Describing the commissioning process, Mr Postgate said: "We would go to the BBC once a year, show them the films we'd made, and they would say, 'Yes, lovely, now what are you going to do next?'"Elsewhere on BBC News, there's a full obituary.
"We would tell them, and they would say, 'That sounds fine, we'll mark it in for 18 months from now', and we would be given praise and encouragement and some money in advance, and we'd just go away and do it."
Their [Postagte and Peter Firmin, who did the artwork] work took on a decidedly surreal edge with the Clangers, pink creatures with pointed noses who lived on a blue moon with a friendly soup dragon, and spoke in whistles.

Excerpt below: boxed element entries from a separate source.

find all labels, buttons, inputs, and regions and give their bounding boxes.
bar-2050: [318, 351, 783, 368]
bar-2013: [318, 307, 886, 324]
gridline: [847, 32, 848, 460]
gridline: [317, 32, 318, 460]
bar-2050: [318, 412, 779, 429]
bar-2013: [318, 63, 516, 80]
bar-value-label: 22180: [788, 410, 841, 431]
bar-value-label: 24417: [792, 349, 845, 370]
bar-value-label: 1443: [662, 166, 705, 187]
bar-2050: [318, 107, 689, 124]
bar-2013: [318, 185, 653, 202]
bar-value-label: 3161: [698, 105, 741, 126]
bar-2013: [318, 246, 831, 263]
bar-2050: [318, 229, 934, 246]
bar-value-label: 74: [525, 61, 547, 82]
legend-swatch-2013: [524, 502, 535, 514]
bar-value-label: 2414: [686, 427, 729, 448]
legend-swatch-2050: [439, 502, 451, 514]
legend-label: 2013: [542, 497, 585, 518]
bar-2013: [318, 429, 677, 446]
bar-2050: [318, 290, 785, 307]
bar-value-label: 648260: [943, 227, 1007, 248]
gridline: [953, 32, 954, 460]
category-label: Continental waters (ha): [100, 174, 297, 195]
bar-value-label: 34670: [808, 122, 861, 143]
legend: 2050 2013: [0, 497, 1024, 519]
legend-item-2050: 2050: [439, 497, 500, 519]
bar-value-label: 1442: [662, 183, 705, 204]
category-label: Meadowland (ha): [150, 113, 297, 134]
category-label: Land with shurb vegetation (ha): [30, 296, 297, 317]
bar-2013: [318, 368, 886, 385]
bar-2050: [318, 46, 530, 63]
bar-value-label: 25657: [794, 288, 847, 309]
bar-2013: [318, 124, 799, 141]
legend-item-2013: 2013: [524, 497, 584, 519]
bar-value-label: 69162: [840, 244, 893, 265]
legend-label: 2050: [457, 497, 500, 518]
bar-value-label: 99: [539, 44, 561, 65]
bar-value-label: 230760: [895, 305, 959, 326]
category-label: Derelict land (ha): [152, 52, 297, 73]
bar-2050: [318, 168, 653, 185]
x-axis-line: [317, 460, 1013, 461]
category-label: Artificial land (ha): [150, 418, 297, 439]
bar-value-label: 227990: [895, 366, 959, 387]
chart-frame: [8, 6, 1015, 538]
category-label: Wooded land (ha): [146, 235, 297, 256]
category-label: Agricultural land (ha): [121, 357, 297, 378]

Postgate and another actor did their voices with Swanee whistles, after Postgate had painstakingly written out every word of the script.
The original dialogue was virtually indecipherable, which didn't stop Postgate getting into trouble when a BBC executive correctly divined that for one clanger he'd written the line: "Oh sod it, the bloody thing won't open".
Update (10.12.2008): In The Guardian there are numerous tributes to Postgate, including from writer Michael Rosen.
He was one of the great storytellers on television. It's actually very hard to tell stories well on television, for the rather obvious reason that the audience is not physically there. He was able to do that. What was also extraordinary was that he did it in very different ways, across very different formats.